We found that knees with an excised posterior cruciate ligament had 3.1 points lower pain scores than knees without PCL excision. This both supports [11] and refutes [9] [10] previous research, reflecting the state of the literature on this issue. It is possible that confounding factors outside of PCL excision may have contributed to this finding. One study [11] cited selection bias in its finding that 17% of TKAs with an excised PCL had a poor pain outcome. Potentially, knees that fared extremely poorly before arthroplasty would continue to exhibit lower scores post-arthroplasty and would never “catch up” with better-faring knees [20] .

Psychological factors may have influenced all of the present study’s findings, making the data limited in its application. Our center does not routinely record psychological states or attitudes toward surgery prior to and after total joint arthroplasty, so a retrospective study like this one would not be able to identify issues such as catastrophizing or unreasonable expectations that other studies have found [1] [14] -[16] . Further study is required if researchers are to understand the contributions of both physiological and psychological factors in knee pain.

One must keep in mind that these results only show correlations between pain and the six factors, not causation. The results of this study do not support the assertion that these six factors result in increased pain for the TKA patient; they can only say that the factors and increased pain were found together. Moreover, the differences shown in these results would likely not appear in a clinical evaluation, as the categories in the Knee Society pain score are separated by values of ten points.

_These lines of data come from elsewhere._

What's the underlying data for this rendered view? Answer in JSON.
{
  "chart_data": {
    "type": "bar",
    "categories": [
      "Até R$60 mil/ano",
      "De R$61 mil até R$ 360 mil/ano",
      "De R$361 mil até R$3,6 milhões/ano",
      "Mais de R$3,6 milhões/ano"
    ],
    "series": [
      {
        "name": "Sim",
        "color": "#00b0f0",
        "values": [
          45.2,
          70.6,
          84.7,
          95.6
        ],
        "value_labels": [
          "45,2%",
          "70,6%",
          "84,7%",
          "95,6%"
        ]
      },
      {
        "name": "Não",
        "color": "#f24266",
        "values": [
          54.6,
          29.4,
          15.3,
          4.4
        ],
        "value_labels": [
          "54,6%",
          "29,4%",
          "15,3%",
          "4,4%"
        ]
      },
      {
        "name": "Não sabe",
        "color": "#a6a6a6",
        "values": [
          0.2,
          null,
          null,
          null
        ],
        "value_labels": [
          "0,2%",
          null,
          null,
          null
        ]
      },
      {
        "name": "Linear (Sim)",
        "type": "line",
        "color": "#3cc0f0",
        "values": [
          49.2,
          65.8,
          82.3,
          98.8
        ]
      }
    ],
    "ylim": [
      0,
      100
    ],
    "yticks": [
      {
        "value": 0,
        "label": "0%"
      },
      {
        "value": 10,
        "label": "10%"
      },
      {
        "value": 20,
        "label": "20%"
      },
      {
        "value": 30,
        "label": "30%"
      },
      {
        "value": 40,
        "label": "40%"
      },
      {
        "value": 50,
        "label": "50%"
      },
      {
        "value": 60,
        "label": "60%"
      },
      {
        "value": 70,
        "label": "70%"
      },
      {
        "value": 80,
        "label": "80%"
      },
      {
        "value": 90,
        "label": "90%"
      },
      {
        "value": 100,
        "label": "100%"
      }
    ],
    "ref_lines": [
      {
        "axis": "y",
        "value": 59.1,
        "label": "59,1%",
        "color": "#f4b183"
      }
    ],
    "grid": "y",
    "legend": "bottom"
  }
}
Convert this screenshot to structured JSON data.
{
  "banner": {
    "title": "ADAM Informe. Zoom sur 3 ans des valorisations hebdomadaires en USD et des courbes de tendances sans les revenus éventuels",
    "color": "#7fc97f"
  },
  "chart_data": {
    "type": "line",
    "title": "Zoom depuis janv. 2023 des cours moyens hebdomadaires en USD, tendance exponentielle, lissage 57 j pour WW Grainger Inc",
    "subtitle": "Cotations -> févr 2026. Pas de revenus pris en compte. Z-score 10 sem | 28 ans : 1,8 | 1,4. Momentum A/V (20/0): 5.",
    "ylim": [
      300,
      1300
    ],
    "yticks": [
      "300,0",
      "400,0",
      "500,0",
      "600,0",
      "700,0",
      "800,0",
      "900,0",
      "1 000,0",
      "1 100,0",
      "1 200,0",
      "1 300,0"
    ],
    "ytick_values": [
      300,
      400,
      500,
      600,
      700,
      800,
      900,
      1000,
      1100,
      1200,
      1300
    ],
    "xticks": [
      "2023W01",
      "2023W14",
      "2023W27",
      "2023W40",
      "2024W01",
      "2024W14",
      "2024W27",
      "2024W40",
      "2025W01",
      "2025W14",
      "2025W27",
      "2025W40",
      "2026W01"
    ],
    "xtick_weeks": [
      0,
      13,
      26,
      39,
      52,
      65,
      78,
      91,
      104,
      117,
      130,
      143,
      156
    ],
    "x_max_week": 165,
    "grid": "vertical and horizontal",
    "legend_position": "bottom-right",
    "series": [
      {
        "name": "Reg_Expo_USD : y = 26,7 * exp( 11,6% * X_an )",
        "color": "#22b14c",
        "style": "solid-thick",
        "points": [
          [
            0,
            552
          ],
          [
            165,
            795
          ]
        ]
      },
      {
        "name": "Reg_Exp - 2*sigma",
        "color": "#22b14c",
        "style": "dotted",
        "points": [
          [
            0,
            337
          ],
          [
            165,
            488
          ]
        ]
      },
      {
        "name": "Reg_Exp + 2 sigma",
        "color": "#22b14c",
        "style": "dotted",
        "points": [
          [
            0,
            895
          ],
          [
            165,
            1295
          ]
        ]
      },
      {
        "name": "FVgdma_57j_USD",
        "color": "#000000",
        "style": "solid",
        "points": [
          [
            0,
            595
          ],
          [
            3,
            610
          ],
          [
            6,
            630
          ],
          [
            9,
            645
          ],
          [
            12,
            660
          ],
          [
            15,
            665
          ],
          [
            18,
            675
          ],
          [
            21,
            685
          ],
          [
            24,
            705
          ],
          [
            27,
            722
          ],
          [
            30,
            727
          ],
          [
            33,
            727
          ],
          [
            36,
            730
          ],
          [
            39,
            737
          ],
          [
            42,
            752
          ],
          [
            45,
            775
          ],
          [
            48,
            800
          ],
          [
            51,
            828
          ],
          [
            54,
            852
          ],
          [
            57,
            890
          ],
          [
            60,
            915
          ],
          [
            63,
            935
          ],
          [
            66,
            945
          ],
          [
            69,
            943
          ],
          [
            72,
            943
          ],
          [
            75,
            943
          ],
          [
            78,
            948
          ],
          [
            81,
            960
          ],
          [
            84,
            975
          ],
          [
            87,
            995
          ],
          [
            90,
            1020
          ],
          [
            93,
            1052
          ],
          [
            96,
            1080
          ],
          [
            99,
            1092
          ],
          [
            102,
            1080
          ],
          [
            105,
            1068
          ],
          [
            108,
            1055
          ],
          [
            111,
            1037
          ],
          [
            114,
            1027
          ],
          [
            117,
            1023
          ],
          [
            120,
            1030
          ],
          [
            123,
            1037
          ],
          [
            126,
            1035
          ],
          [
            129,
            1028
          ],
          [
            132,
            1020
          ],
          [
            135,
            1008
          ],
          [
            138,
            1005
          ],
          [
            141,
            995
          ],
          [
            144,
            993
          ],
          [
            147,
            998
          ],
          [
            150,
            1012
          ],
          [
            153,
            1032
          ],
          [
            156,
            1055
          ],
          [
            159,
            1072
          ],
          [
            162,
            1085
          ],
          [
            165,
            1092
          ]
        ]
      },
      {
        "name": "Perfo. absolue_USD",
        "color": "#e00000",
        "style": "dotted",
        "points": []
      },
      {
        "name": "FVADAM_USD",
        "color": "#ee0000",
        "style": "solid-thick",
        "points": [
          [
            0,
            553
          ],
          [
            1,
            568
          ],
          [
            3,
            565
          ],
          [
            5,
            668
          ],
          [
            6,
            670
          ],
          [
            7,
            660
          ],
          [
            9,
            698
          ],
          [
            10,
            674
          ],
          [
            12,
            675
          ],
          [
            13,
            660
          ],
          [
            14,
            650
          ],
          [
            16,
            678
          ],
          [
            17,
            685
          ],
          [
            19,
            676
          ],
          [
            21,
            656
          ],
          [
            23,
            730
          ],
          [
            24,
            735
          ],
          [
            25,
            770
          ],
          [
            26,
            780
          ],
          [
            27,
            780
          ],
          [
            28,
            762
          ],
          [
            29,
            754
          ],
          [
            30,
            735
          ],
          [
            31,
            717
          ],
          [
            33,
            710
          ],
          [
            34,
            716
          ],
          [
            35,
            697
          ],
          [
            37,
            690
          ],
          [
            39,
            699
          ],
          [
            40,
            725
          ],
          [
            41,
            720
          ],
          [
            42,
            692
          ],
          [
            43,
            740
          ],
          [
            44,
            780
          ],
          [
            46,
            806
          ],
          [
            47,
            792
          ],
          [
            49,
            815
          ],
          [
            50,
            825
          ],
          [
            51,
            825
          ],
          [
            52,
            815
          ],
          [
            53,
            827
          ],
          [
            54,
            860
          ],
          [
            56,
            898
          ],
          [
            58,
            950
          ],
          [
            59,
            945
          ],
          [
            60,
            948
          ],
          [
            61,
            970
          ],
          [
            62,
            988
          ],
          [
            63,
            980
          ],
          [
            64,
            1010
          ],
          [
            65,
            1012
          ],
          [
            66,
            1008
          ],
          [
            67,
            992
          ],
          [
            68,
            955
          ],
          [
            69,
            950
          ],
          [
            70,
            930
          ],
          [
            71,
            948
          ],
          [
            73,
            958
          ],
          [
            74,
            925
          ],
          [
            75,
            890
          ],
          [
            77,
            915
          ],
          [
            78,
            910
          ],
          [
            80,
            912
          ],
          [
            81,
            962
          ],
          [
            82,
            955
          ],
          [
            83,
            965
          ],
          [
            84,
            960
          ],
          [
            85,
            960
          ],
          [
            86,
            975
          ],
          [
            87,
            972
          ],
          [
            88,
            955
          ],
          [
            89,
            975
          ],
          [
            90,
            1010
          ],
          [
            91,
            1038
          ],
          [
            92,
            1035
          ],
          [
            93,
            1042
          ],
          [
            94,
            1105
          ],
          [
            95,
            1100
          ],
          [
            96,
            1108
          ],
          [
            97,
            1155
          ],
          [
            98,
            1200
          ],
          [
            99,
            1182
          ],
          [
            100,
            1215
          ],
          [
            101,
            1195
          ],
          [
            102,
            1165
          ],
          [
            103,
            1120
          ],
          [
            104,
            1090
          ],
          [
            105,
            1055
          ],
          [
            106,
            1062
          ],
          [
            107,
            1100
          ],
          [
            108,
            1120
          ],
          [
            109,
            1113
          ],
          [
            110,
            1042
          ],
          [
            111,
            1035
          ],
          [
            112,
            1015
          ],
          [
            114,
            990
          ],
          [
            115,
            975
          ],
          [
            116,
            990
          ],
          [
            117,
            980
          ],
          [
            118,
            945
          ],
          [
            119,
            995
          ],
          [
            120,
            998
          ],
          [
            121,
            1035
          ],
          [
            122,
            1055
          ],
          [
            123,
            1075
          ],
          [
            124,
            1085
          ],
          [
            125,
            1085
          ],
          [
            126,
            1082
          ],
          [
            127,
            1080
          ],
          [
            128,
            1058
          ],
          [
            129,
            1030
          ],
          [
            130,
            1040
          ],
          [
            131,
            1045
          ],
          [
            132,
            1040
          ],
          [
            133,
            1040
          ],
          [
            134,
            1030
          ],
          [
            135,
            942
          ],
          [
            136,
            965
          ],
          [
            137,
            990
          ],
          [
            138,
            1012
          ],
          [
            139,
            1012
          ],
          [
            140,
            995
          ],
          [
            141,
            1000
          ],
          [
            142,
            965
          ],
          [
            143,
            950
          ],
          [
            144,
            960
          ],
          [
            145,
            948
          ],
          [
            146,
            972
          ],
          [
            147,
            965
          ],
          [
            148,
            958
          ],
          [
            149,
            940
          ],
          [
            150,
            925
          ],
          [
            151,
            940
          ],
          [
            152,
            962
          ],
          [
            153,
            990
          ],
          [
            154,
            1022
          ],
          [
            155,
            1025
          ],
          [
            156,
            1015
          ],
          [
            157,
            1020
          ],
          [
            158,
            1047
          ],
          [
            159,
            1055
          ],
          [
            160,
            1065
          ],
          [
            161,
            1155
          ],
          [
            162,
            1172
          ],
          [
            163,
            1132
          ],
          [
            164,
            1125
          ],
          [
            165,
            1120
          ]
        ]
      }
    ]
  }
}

Regardless, the data suggest that further study, especially prospective analysis with a controlled patient population, might uncover more apparent and reliable effects of postoperative flexion, PCL excision, preoperative varus, and tibial size on pain scores.

There were notable differences with factors found to associate with pain between PKA and those with TKA. Unlike the TKA, younger ages tended to report more pain with the partial knee; while none of the factors affecting TKA pain were found to affect pain in the postoperative PKA. Although this may be entirely or partially due to patient selection of partial knee candidates, the mechanism of pain for PKA do appear (as we may have expected) to be quite different from that of TKA.

Pain following TKA appears to be affected by surgeon choices regarding the preservation of a posterior cruciate ligament and tibial tray size, preoperative variables such as anatomical alignment, and flexion. We found significant differences of greater than two points in the pain score in knees with a flexion contracture, posterior cruciate ligament excision, and suboptimal flexion, and we found significant differences of less than one point in knees with preoperative varus greater than 5 degrees and tibial trays of 65 mm. These differences in pain might not be detectable in clinical follow-up, but the variables creating those different pain scores are worth further study.

5. Conclusion

The current study found six factors relevant to postoperative pain in TKA: postoperative flexion less than 105 degrees, flexion contracture more than 6 degrees, a posterior cruciate ligament excision, a smaller tibial tray size and diagnosis as osteonecrosis. It also found one factor, younger age, was associated with aggravating postoperative pain in partial knee arthroplasty. Surgeons should take these risk factors into consideration as we continue to understand pain after total and partial knee arthroplasty.


This study was an investigator-initiated study funded by the Joint Replacement Surgeons of Indiana (JRSI) foundation (Mooresville, IN). Funding played no role in the investigation, analysis, interpretation, or preparation of this manuscript.

Conflict of Interests

The authors declare no conflict of interests.